What is the EU?
The European Union (EU) is a unique political and economic partnership between 28 European countries that together cover much of the European continent. The EU has its roots in 1952, when six European countries committed to pooling their coal and steel industries in the aftermath of the Second World War, during the terrible post-war economic situation gripping the continent. The vision of the founders of the EU was to bring peace and prosperity to Europe by making European countries so interdependent that a new war between its members would become unthinkable.
Today, the EU is composed of 28 Member States. It has a common market of over 500 million citizens and represents the largest economy in the world. It is the first trading partner and the first foreign investor for almost every country in the globe. It has a common currency (the Euro) in 19 of its Member States and border-free travel over most of its territory. Internationally, the EU and its Member States are the largest donors of development assistance in the world, and key proponents of democracy, the promotion of human rights and peaceful resolution of conflicts.

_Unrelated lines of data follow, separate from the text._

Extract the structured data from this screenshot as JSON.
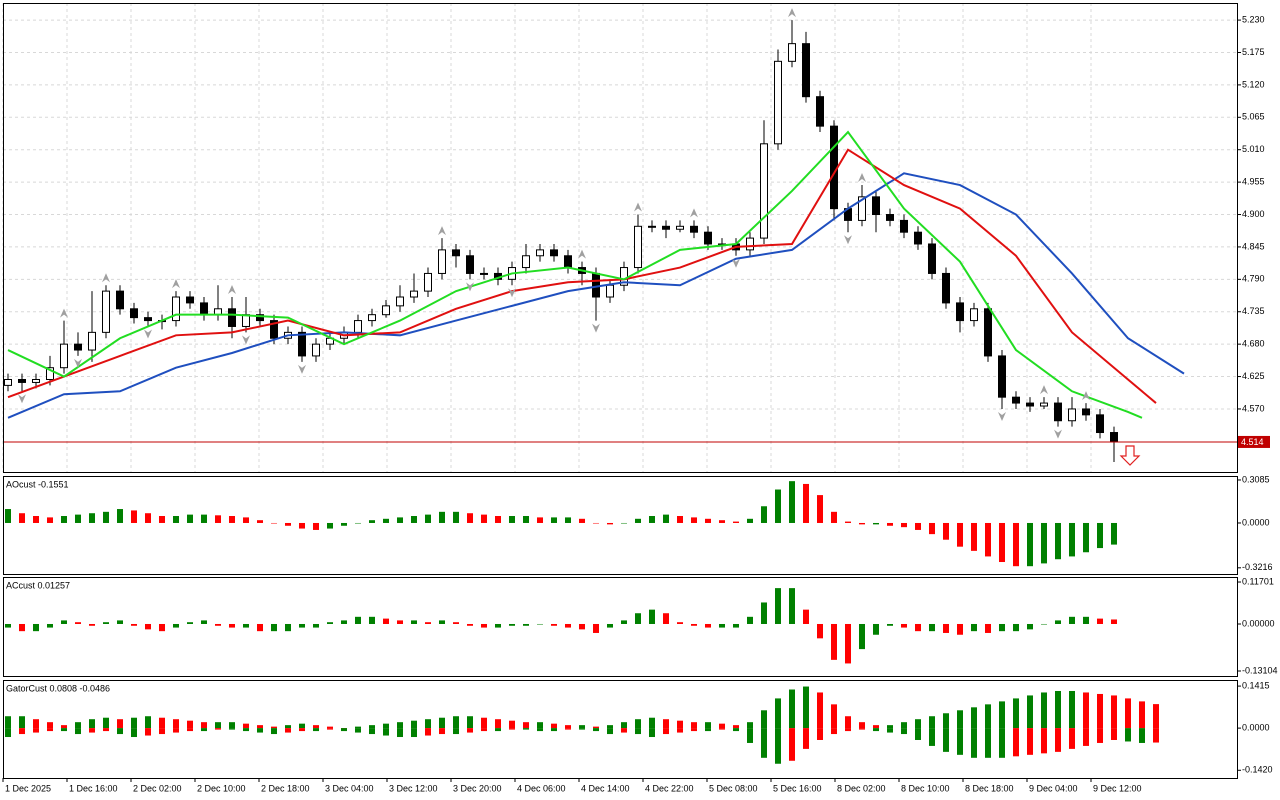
{
  "chart_data": [
    {
      "type": "candlestick",
      "xtick_labels": [
        "1 Dec 2025",
        "1 Dec 16:00",
        "2 Dec 02:00",
        "2 Dec 10:00",
        "2 Dec 18:00",
        "3 Dec 04:00",
        "3 Dec 12:00",
        "3 Dec 20:00",
        "4 Dec 06:00",
        "4 Dec 14:00",
        "4 Dec 22:00",
        "5 Dec 08:00",
        "5 Dec 16:00",
        "8 Dec 02:00",
        "8 Dec 10:00",
        "8 Dec 18:00",
        "9 Dec 04:00",
        "9 Dec 12:00"
      ],
      "open": [
        4.61,
        4.62,
        4.615,
        4.62,
        4.64,
        4.68,
        4.67,
        4.7,
        4.77,
        4.74,
        4.725,
        4.72,
        4.72,
        4.76,
        4.75,
        4.73,
        4.74,
        4.71,
        4.73,
        4.72,
        4.69,
        4.7,
        4.66,
        4.68,
        4.69,
        4.7,
        4.72,
        4.73,
        4.745,
        4.76,
        4.77,
        4.8,
        4.84,
        4.83,
        4.8,
        4.8,
        4.79,
        4.81,
        4.83,
        4.84,
        4.83,
        4.81,
        4.8,
        4.76,
        4.78,
        4.81,
        4.88,
        4.88,
        4.875,
        4.88,
        4.87,
        4.85,
        4.85,
        4.84,
        4.86,
        5.02,
        5.16,
        5.19,
        5.1,
        5.05,
        4.91,
        4.89,
        4.93,
        4.9,
        4.89,
        4.87,
        4.85,
        4.8,
        4.75,
        4.72,
        4.74,
        4.66,
        4.59,
        4.58,
        4.575,
        4.58,
        4.55,
        4.57,
        4.56,
        4.53
      ],
      "high": [
        4.63,
        4.63,
        4.63,
        4.66,
        4.72,
        4.7,
        4.77,
        4.78,
        4.78,
        4.75,
        4.735,
        4.73,
        4.77,
        4.77,
        4.76,
        4.78,
        4.76,
        4.76,
        4.74,
        4.73,
        4.71,
        4.71,
        4.69,
        4.7,
        4.71,
        4.73,
        4.74,
        4.755,
        4.78,
        4.8,
        4.81,
        4.86,
        4.85,
        4.84,
        4.81,
        4.81,
        4.82,
        4.85,
        4.85,
        4.85,
        4.84,
        4.82,
        4.81,
        4.79,
        4.82,
        4.9,
        4.89,
        4.89,
        4.89,
        4.89,
        4.88,
        4.86,
        4.86,
        4.87,
        5.06,
        5.18,
        5.23,
        5.21,
        5.11,
        5.06,
        4.92,
        4.95,
        4.94,
        4.91,
        4.9,
        4.88,
        4.86,
        4.81,
        4.76,
        4.75,
        4.75,
        4.67,
        4.6,
        4.59,
        4.59,
        4.59,
        4.59,
        4.58,
        4.57,
        4.54
      ],
      "low": [
        4.6,
        4.6,
        4.605,
        4.61,
        4.63,
        4.66,
        4.65,
        4.69,
        4.73,
        4.715,
        4.71,
        4.705,
        4.71,
        4.74,
        4.72,
        4.72,
        4.69,
        4.7,
        4.71,
        4.68,
        4.68,
        4.65,
        4.65,
        4.67,
        4.68,
        4.69,
        4.71,
        4.725,
        4.735,
        4.75,
        4.76,
        4.79,
        4.81,
        4.79,
        4.79,
        4.78,
        4.78,
        4.8,
        4.82,
        4.82,
        4.8,
        4.78,
        4.72,
        4.75,
        4.77,
        4.8,
        4.87,
        4.86,
        4.87,
        4.86,
        4.84,
        4.84,
        4.83,
        4.83,
        4.85,
        5.01,
        5.15,
        5.09,
        5.04,
        4.89,
        4.87,
        4.88,
        4.87,
        4.88,
        4.86,
        4.84,
        4.79,
        4.74,
        4.7,
        4.71,
        4.65,
        4.57,
        4.57,
        4.565,
        4.57,
        4.54,
        4.54,
        4.55,
        4.52,
        4.48
      ],
      "close": [
        4.62,
        4.615,
        4.62,
        4.64,
        4.68,
        4.67,
        4.7,
        4.77,
        4.74,
        4.725,
        4.72,
        4.72,
        4.76,
        4.75,
        4.73,
        4.74,
        4.71,
        4.73,
        4.72,
        4.69,
        4.7,
        4.66,
        4.68,
        4.69,
        4.7,
        4.72,
        4.73,
        4.745,
        4.76,
        4.77,
        4.8,
        4.84,
        4.83,
        4.8,
        4.8,
        4.79,
        4.81,
        4.83,
        4.84,
        4.83,
        4.81,
        4.8,
        4.76,
        4.78,
        4.81,
        4.88,
        4.88,
        4.875,
        4.88,
        4.87,
        4.85,
        4.85,
        4.84,
        4.86,
        5.02,
        5.16,
        5.19,
        5.1,
        5.05,
        4.91,
        4.89,
        4.93,
        4.9,
        4.89,
        4.87,
        4.85,
        4.8,
        4.75,
        4.72,
        4.74,
        4.66,
        4.59,
        4.58,
        4.575,
        4.58,
        4.55,
        4.57,
        4.56,
        4.53,
        4.514
      ],
      "up_color": "#ffffff",
      "down_color": "#000000",
      "lines": [
        {
          "color": "#1f4fbf",
          "x": [
            0,
            4,
            8,
            12,
            16,
            20,
            24,
            28,
            32,
            36,
            40,
            44,
            48,
            52,
            56,
            60,
            64,
            68,
            72,
            76,
            80,
            84
          ],
          "values": [
            4.555,
            4.595,
            4.6,
            4.64,
            4.665,
            4.695,
            4.7,
            4.695,
            4.72,
            4.745,
            4.77,
            4.785,
            4.78,
            4.825,
            4.84,
            4.91,
            4.97,
            4.95,
            4.9,
            4.8,
            4.69,
            4.63
          ]
        },
        {
          "color": "#e01010",
          "x": [
            0,
            4,
            8,
            12,
            16,
            20,
            24,
            28,
            32,
            36,
            40,
            44,
            48,
            52,
            56,
            60,
            64,
            68,
            72,
            76,
            80,
            82
          ],
          "values": [
            4.59,
            4.625,
            4.66,
            4.695,
            4.7,
            4.72,
            4.695,
            4.7,
            4.74,
            4.77,
            4.785,
            4.79,
            4.81,
            4.845,
            4.85,
            5.01,
            4.95,
            4.91,
            4.83,
            4.7,
            4.62,
            4.58
          ]
        },
        {
          "color": "#22dd22",
          "x": [
            0,
            4,
            8,
            12,
            16,
            20,
            24,
            28,
            32,
            36,
            40,
            44,
            48,
            52,
            56,
            60,
            64,
            68,
            72,
            76,
            80,
            81
          ],
          "values": [
            4.67,
            4.625,
            4.69,
            4.73,
            4.73,
            4.725,
            4.68,
            4.72,
            4.77,
            4.8,
            4.81,
            4.79,
            4.84,
            4.85,
            4.94,
            5.04,
            4.91,
            4.82,
            4.67,
            4.6,
            4.565,
            4.555
          ]
        }
      ],
      "fractals_up": [
        4,
        7,
        12,
        16,
        31,
        41,
        45,
        49,
        56,
        61,
        74,
        77
      ],
      "fractals_down": [
        1,
        5,
        10,
        17,
        21,
        33,
        36,
        42,
        52,
        60,
        71,
        75
      ],
      "fractal_color": "#a0a0a0",
      "current_price": 4.514,
      "current_price_color": "#c00000",
      "ylim": [
        4.463,
        5.259
      ],
      "yticks": [
        {
          "value": 5.23,
          "label": "5.230"
        },
        5.175,
        {
          "value": 5.12,
          "label": "5.120"
        },
        5.065,
        {
          "value": 5.01,
          "label": "5.010"
        },
        4.955,
        {
          "value": 4.9,
          "label": "4.900"
        },
        4.845,
        {
          "value": 4.79,
          "label": "4.790"
        },
        4.735,
        {
          "value": 4.68,
          "label": "4.680"
        },
        4.625,
        {
          "value": 4.57,
          "label": "4.570"
        }
      ],
      "grid": true
    },
    {
      "type": "bar",
      "title": "AOcust -0.1551",
      "values": [
        0.1,
        0.07,
        0.05,
        0.04,
        0.05,
        0.06,
        0.07,
        0.08,
        0.1,
        0.09,
        0.07,
        0.05,
        0.05,
        0.06,
        0.06,
        0.055,
        0.05,
        0.04,
        0.02,
        0.0,
        -0.02,
        -0.04,
        -0.05,
        -0.04,
        -0.02,
        0.0,
        0.02,
        0.03,
        0.04,
        0.05,
        0.06,
        0.08,
        0.08,
        0.07,
        0.06,
        0.05,
        0.05,
        0.05,
        0.04,
        0.04,
        0.04,
        0.03,
        0.0,
        -0.01,
        0.0,
        0.03,
        0.05,
        0.06,
        0.05,
        0.04,
        0.03,
        0.02,
        0.01,
        0.03,
        0.12,
        0.24,
        0.3,
        0.28,
        0.2,
        0.08,
        0.01,
        -0.01,
        -0.01,
        -0.02,
        -0.03,
        -0.05,
        -0.08,
        -0.12,
        -0.17,
        -0.2,
        -0.24,
        -0.28,
        -0.31,
        -0.31,
        -0.29,
        -0.26,
        -0.24,
        -0.21,
        -0.18,
        -0.1551
      ],
      "up_color": "#008000",
      "down_color": "#ff0000",
      "ylim": [
        -0.366,
        0.337
      ],
      "yticks": [
        0.3085,
        {
          "value": 0,
          "label": "0.0000"
        },
        -0.3216
      ]
    },
    {
      "type": "bar",
      "title": "ACcust 0.01257",
      "values": [
        -0.01,
        -0.02,
        -0.02,
        -0.01,
        0.01,
        0.005,
        -0.005,
        0.005,
        0.01,
        -0.005,
        -0.015,
        -0.02,
        -0.01,
        0.005,
        0.01,
        -0.005,
        -0.01,
        -0.01,
        -0.02,
        -0.02,
        -0.02,
        -0.01,
        -0.01,
        0.005,
        0.01,
        0.02,
        0.02,
        0.015,
        0.01,
        0.01,
        0.005,
        0.01,
        0.005,
        -0.005,
        -0.01,
        -0.01,
        -0.005,
        -0.005,
        0.0,
        -0.005,
        -0.01,
        -0.015,
        -0.025,
        -0.01,
        0.01,
        0.03,
        0.04,
        0.03,
        0.005,
        -0.005,
        -0.01,
        -0.01,
        -0.01,
        0.02,
        0.06,
        0.1,
        0.1,
        0.04,
        -0.04,
        -0.1,
        -0.11,
        -0.07,
        -0.03,
        -0.005,
        -0.01,
        -0.02,
        -0.02,
        -0.025,
        -0.03,
        -0.02,
        -0.025,
        -0.02,
        -0.02,
        -0.015,
        0.0,
        0.01,
        0.02,
        0.02,
        0.015,
        0.01257
      ],
      "up_color": "#008000",
      "down_color": "#ff0000",
      "ylim": [
        -0.145,
        0.131
      ],
      "yticks": [
        0.11701,
        {
          "value": 0,
          "label": "0.00000"
        },
        -0.13104
      ]
    },
    {
      "type": "bar",
      "title": "GatorCust 0.0808 -0.0486",
      "series": [
        {
          "values": [
            0.04,
            0.04,
            0.03,
            0.02,
            0.01,
            0.02,
            0.03,
            0.035,
            0.03,
            0.035,
            0.04,
            0.035,
            0.03,
            0.025,
            0.02,
            0.02,
            0.02,
            0.015,
            0.01,
            0.005,
            0.01,
            0.015,
            0.01,
            0.005,
            0.0,
            0.005,
            0.01,
            0.015,
            0.02,
            0.025,
            0.03,
            0.035,
            0.04,
            0.04,
            0.035,
            0.03,
            0.025,
            0.02,
            0.02,
            0.015,
            0.01,
            0.01,
            0.005,
            0.01,
            0.02,
            0.03,
            0.035,
            0.03,
            0.025,
            0.02,
            0.02,
            0.015,
            0.01,
            0.02,
            0.06,
            0.1,
            0.13,
            0.14,
            0.12,
            0.08,
            0.04,
            0.02,
            0.01,
            0.01,
            0.02,
            0.03,
            0.04,
            0.05,
            0.06,
            0.07,
            0.08,
            0.09,
            0.1,
            0.11,
            0.12,
            0.125,
            0.125,
            0.12,
            0.115,
            0.11,
            0.1,
            0.09,
            0.0808
          ]
        },
        {
          "values": [
            -0.03,
            -0.02,
            -0.015,
            -0.01,
            -0.01,
            -0.02,
            -0.015,
            -0.01,
            -0.02,
            -0.03,
            -0.025,
            -0.02,
            -0.015,
            -0.01,
            -0.01,
            -0.005,
            -0.005,
            -0.01,
            -0.015,
            -0.02,
            -0.015,
            -0.01,
            -0.01,
            -0.005,
            -0.01,
            -0.015,
            -0.02,
            -0.025,
            -0.03,
            -0.03,
            -0.025,
            -0.02,
            -0.02,
            -0.015,
            -0.01,
            -0.01,
            -0.005,
            -0.005,
            -0.01,
            -0.01,
            -0.005,
            -0.005,
            -0.01,
            -0.02,
            -0.015,
            -0.02,
            -0.03,
            -0.02,
            -0.015,
            -0.01,
            -0.01,
            -0.005,
            -0.01,
            -0.05,
            -0.1,
            -0.12,
            -0.11,
            -0.07,
            -0.04,
            -0.02,
            -0.01,
            -0.005,
            -0.01,
            -0.015,
            -0.02,
            -0.04,
            -0.06,
            -0.08,
            -0.09,
            -0.1,
            -0.1,
            -0.1,
            -0.095,
            -0.09,
            -0.085,
            -0.08,
            -0.07,
            -0.06,
            -0.05,
            -0.04,
            -0.045,
            -0.05,
            -0.0486
          ]
        }
      ],
      "up_color": "#008000",
      "down_color": "#ff0000",
      "ylim": [
        -0.168,
        0.162
      ],
      "yticks": [
        0.1415,
        {
          "value": 0,
          "label": "0.0000"
        },
        {
          "value": -0.142,
          "label": "-0.1420"
        }
      ]
    }
  ]
}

In a rapidly changing world, the EU is faced with security challenges within and in its immediate neighbourhood and beyond. The Common Security and Defence Policy enables the Union to take a leading role in peace keeping operations, conflict prevention and in the strengthening of international security. The EU invests in regional orders, and in cooperation among and within regions, in win-win solutions, that move beyond the illusion that international politics can be a zero-sum game.
Together with its Member States, the EU invests more in development cooperation than the rest of the world combined. The EU acts globally to address the root causes of conflict and poverty, and to promote human rights. As a responsible global stakeholder, it reaches out to states, regional bodies and international organisations, working with core partners, like-minded countries and regional groupings. It forms partnerships with civil society and the private sector as key players in a networked world.